Is Revkin on target, then? Despite its dogged efforts, is Heartland nothing more than a futile voice crying in the wilderness? In fact, Revkin’s assessment could not be more mistaken. In Heaven on Earth: Varieties of the Millennial Experience, historian Richard Landes describes the course followed by every apocalyptic movement. Global warming, with its prophecy of planetary doom if we do not sacrifice the fossil fuels that underpin our economies, is clearly such a movement. First comes the “waxing wave,” when the movement breaks into public awareness; then the “breaking wave,” when it dominates public life; followed by the “churning wave,” when it loses part of its credibility; and finally the “receding wave,” when skeptics regain the ascendancy. All such movements go through these phases; what is not predetermined is when they occur or the damage that has been done before they are fully carried out to sea on the receding wave.
The collapse is a process, not something that happens overnight. In this case, while from a political point of view global warming is still in the breaking wave stage, unremarked by Revkin, the intellectual ground is dissolving beneath its feet. In terms of the power of the idea, global warming is in the churning wave stage, with the receding wave in plain sight. And in this Heartland has clearly played a major role. To be sure, part of the movement’s intellectual downfall is its own doing.

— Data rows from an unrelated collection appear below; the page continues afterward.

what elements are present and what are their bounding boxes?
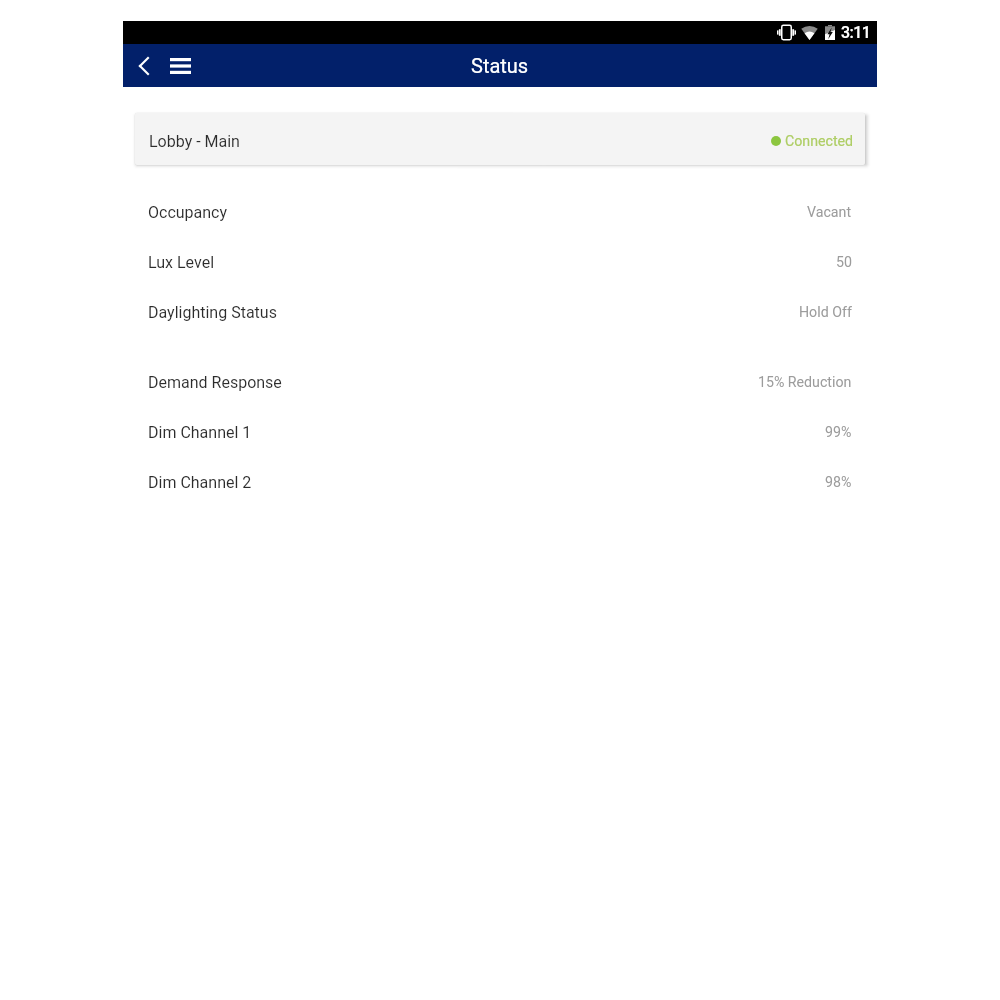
staticText: 3:11 [841, 23, 871, 42]
staticText: 98% [825, 474, 852, 491]
staticText: Hold Off [799, 304, 852, 321]
staticText: 15% Reduction [758, 374, 852, 391]
staticText: Lux Level [148, 253, 215, 272]
staticText: Occupancy [148, 203, 228, 222]
button[interactable]: Back [126, 44, 162, 87]
button[interactable]: Demand Response [123, 355, 877, 405]
button[interactable]: Lux Level [123, 235, 877, 285]
button[interactable]: Menu [162, 44, 199, 87]
button[interactable]: Daylighting Status [123, 285, 877, 335]
staticText: Vacant [807, 204, 852, 221]
button[interactable]: Dim Channel 2 [123, 455, 877, 505]
button[interactable]: Dim Channel 1 [123, 405, 877, 455]
button[interactable]: Lobby - Main [135, 113, 865, 165]
staticText: Lobby - Main [149, 132, 240, 151]
staticText: 99% [825, 424, 852, 441]
staticText: Dim Channel 2 [148, 473, 252, 492]
staticText: Connected [785, 133, 854, 150]
staticText: Daylighting Status [148, 303, 277, 322]
staticText: Dim Channel 1 [148, 423, 252, 442]
button[interactable]: Occupancy [123, 185, 877, 235]
staticText: Status [471, 54, 529, 77]
staticText: 50 [836, 254, 852, 271]
staticText: Demand Response [148, 373, 282, 392]
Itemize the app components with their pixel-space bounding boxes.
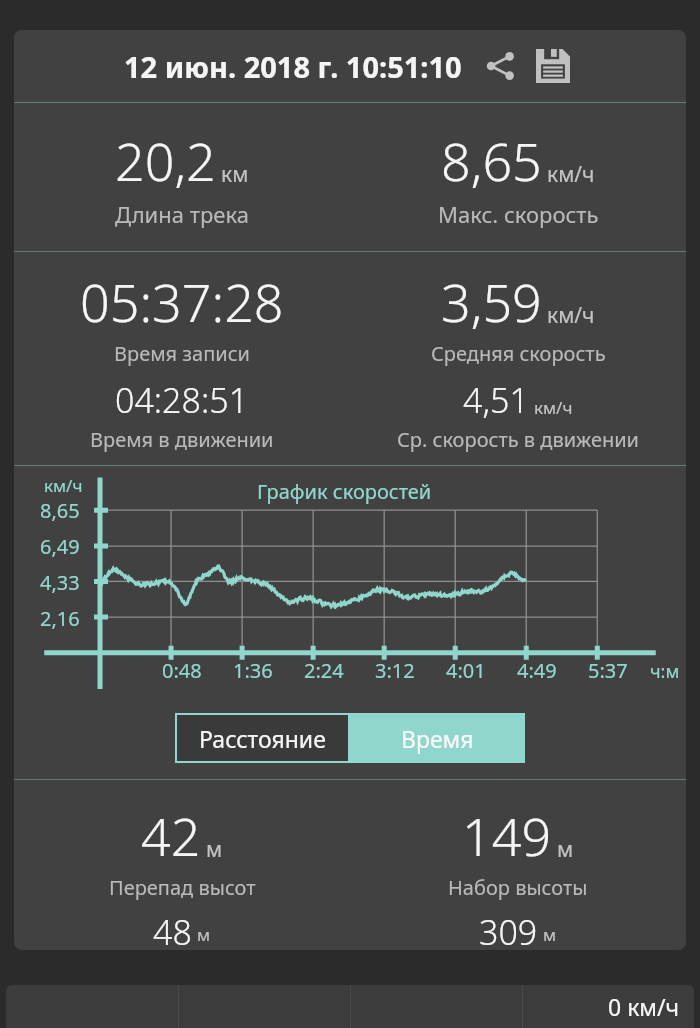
staticText: Перепад высот <box>109 874 256 901</box>
staticText: м <box>197 923 211 946</box>
staticText: м <box>206 835 223 864</box>
staticText: Расстояние <box>199 723 326 754</box>
button[interactable]: Расстояние <box>177 715 348 761</box>
staticText: 20,2 <box>115 125 216 196</box>
staticText: км/ч <box>534 396 573 419</box>
staticText: 48 <box>153 909 192 950</box>
staticText: 8,65 <box>441 125 542 196</box>
staticText: 2:24 <box>304 657 344 684</box>
staticText: Время записи <box>114 340 250 367</box>
staticText: 1:36 <box>233 657 273 684</box>
staticText: 4,51 <box>463 377 529 423</box>
staticText: км/ч <box>547 160 595 189</box>
button[interactable]: Save <box>530 43 576 89</box>
staticText: 0 км/ч <box>608 991 680 1022</box>
staticText: 04:28:51 <box>115 377 249 423</box>
staticText: км <box>221 160 249 189</box>
staticText: км/ч <box>547 301 595 330</box>
staticText: 4:01 <box>446 657 486 684</box>
staticText: 6,49 <box>40 533 80 560</box>
staticText: 3:12 <box>375 657 415 684</box>
staticText: 4,33 <box>40 569 80 596</box>
staticText: Макс. скорость <box>438 199 599 229</box>
staticText: 8,65 <box>40 497 80 524</box>
staticText: 309 <box>479 909 538 950</box>
staticText: м <box>543 923 557 946</box>
button[interactable]: Share <box>478 44 522 88</box>
staticText: 5:37 <box>588 657 628 684</box>
staticText: Время <box>401 723 474 754</box>
staticText: 2,16 <box>40 605 80 632</box>
staticText: 0:48 <box>162 657 202 684</box>
staticText: Ср. скорость в движении <box>397 426 640 453</box>
button[interactable]: Время <box>350 713 525 763</box>
staticText: ч:м <box>650 659 680 684</box>
staticText: 3,59 <box>441 266 542 337</box>
staticText: График скоростей <box>257 478 432 505</box>
staticText: Длина трека <box>115 199 249 229</box>
staticText: Время в движении <box>90 426 274 453</box>
staticText: Набор высоты <box>448 874 588 901</box>
staticText: 05:37:28 <box>80 266 284 337</box>
staticText: км/ч <box>44 474 83 497</box>
staticText: 4:49 <box>517 657 557 684</box>
staticText: 12 июн. 2018 г. 10:51:10 <box>124 47 462 86</box>
staticText: 42 <box>141 800 201 871</box>
button[interactable]: 0 км/ч <box>523 985 694 1028</box>
staticText: м <box>557 835 574 864</box>
staticText: Средняя скорость <box>431 340 606 367</box>
staticText: 149 <box>462 800 552 871</box>
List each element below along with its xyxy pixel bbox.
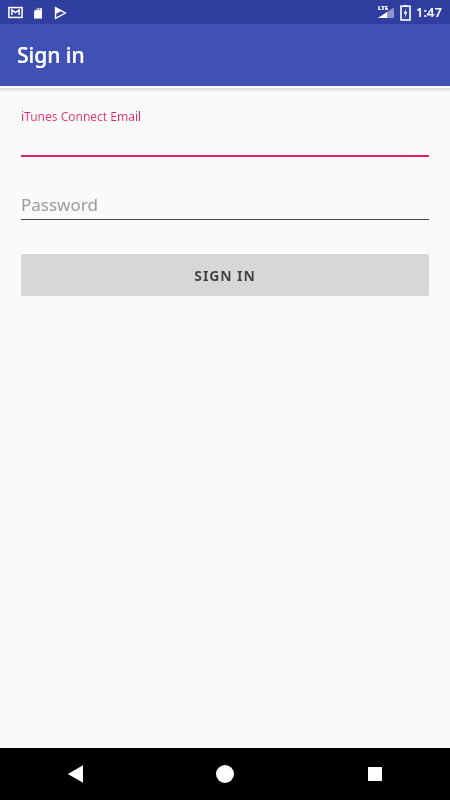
staticText: iTunes Connect Email	[21, 108, 142, 124]
button[interactable]: Home	[150, 748, 300, 800]
staticText: SIGN IN	[194, 266, 256, 285]
button[interactable]: Password	[21, 193, 429, 220]
button[interactable]: SIGN IN	[21, 254, 429, 296]
staticText: Sign in	[17, 41, 85, 70]
button[interactable]: Back	[0, 748, 150, 800]
button[interactable]: iTunes Connect Email	[21, 108, 429, 157]
button[interactable]: Recent apps	[300, 748, 450, 800]
staticText: Password	[21, 193, 98, 216]
staticText: LTE	[378, 4, 389, 12]
staticText: 1:47	[416, 3, 442, 21]
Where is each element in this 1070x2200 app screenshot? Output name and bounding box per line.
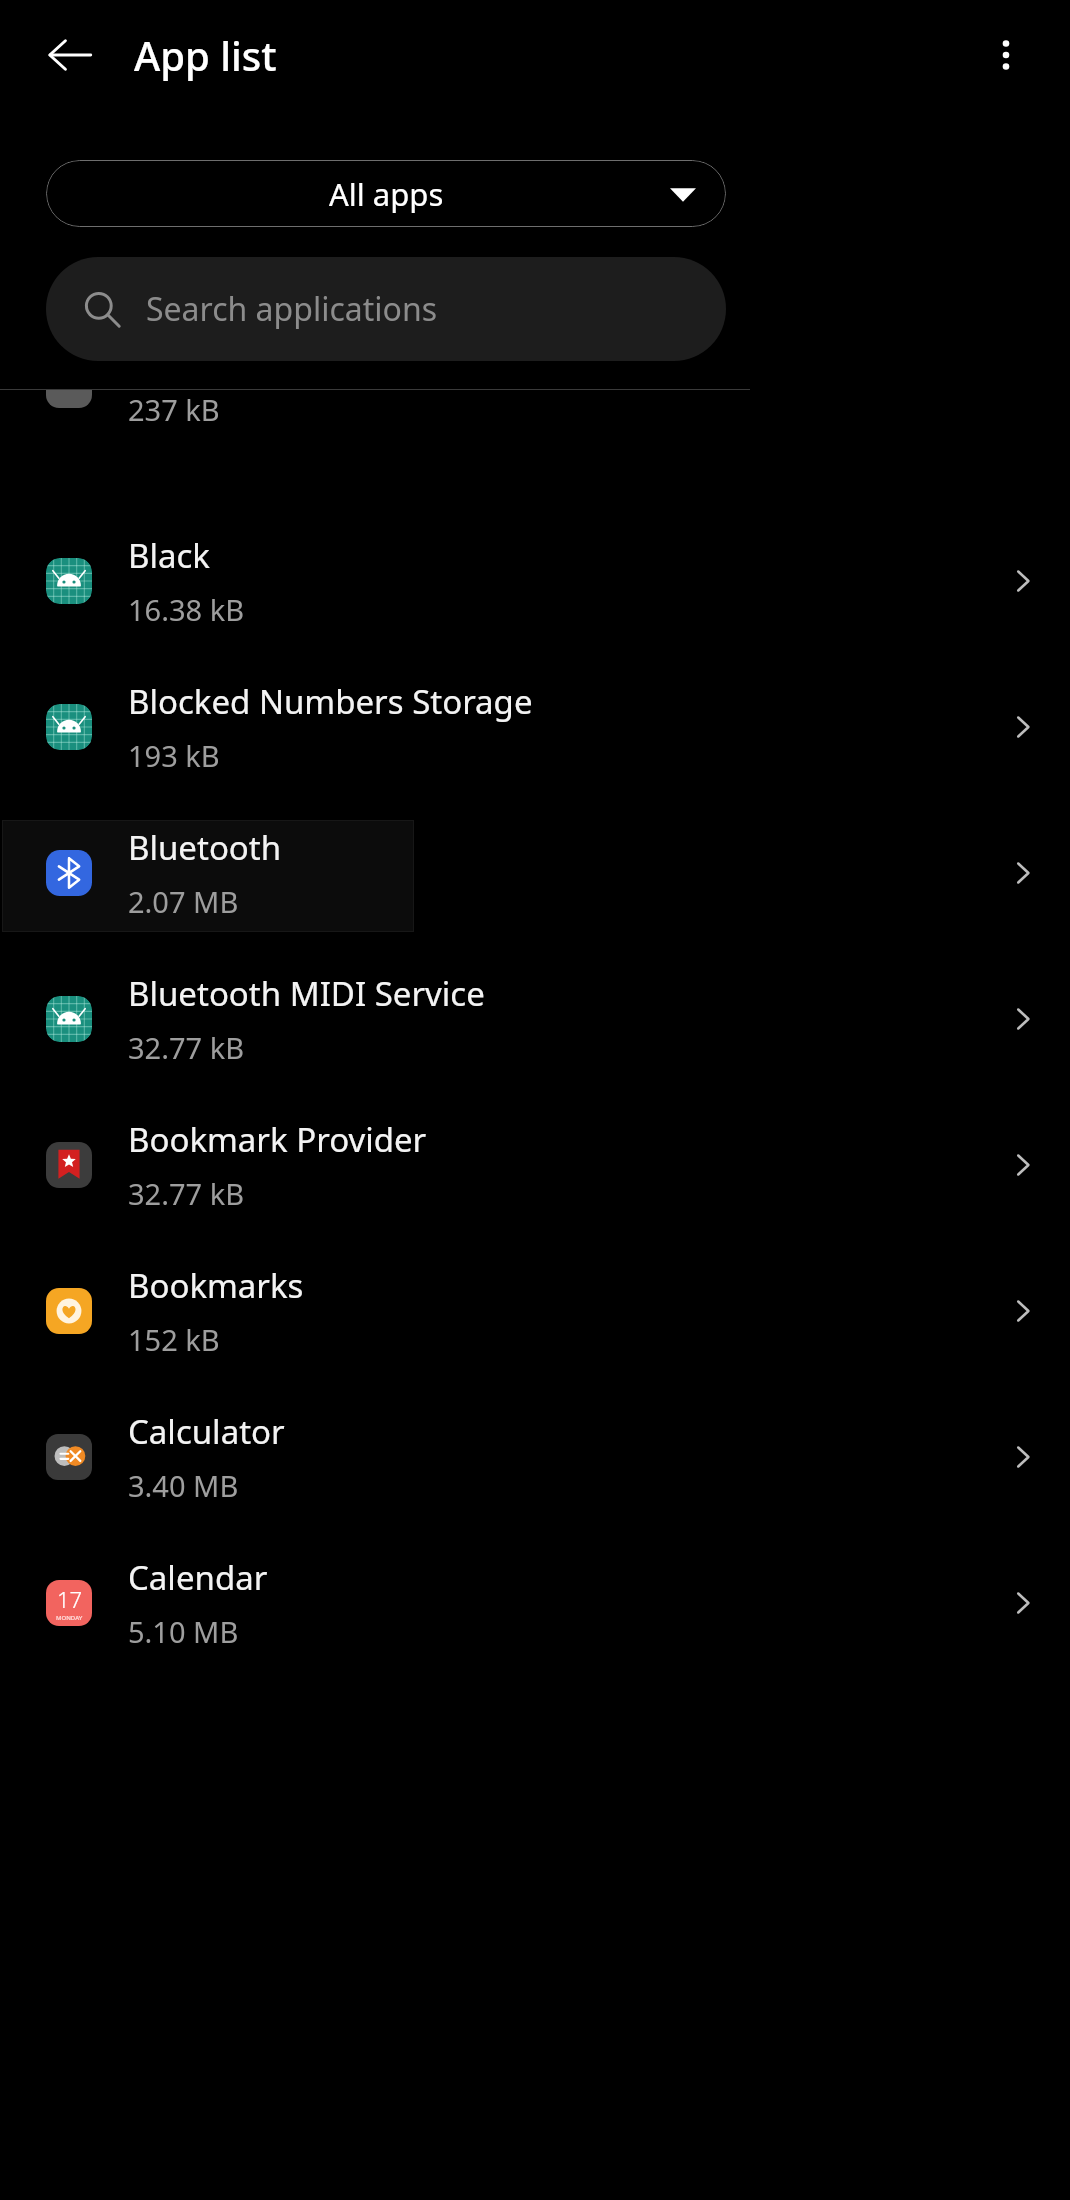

Climategate undermined public faith as hacked e-mails between some of the top scientific researchers revealed the chicanery that went into the supposedly unimpeachable reports of the IPCC. But Heartland provided the alternative framework for understanding climate change so that Climategate did not become a few-day scandal to be quickly covered up by a supportive media.
Here Heartland’s international conferences — there have been seven of them since 2008, bringing together overall thousands of scientists and supportive laymen — have played a major role. As Steven Hayward noted in The Weekly Standard, these conferences are “a morale booster for skeptics, who tend to be isolated and relentlessly assailed in their scattered outposts,” and by assembling a critical mass of serious dissenting opinion, they dispel “the favorite climate campaign talking point that there’s virtually no one of repute, and no arguments of merit, outside the so-called climate consensus of imminent climate catastrophe.” (Maintaining the fiction of scientific unanimity is crucial to maintaining public faith in the apocalypse, which is one reason why the mainstream media, which has served as echo chamber for global warming advocates, has maintained a virtual blackout on the conferences — at the last one, Canadian media finally broke the silence.)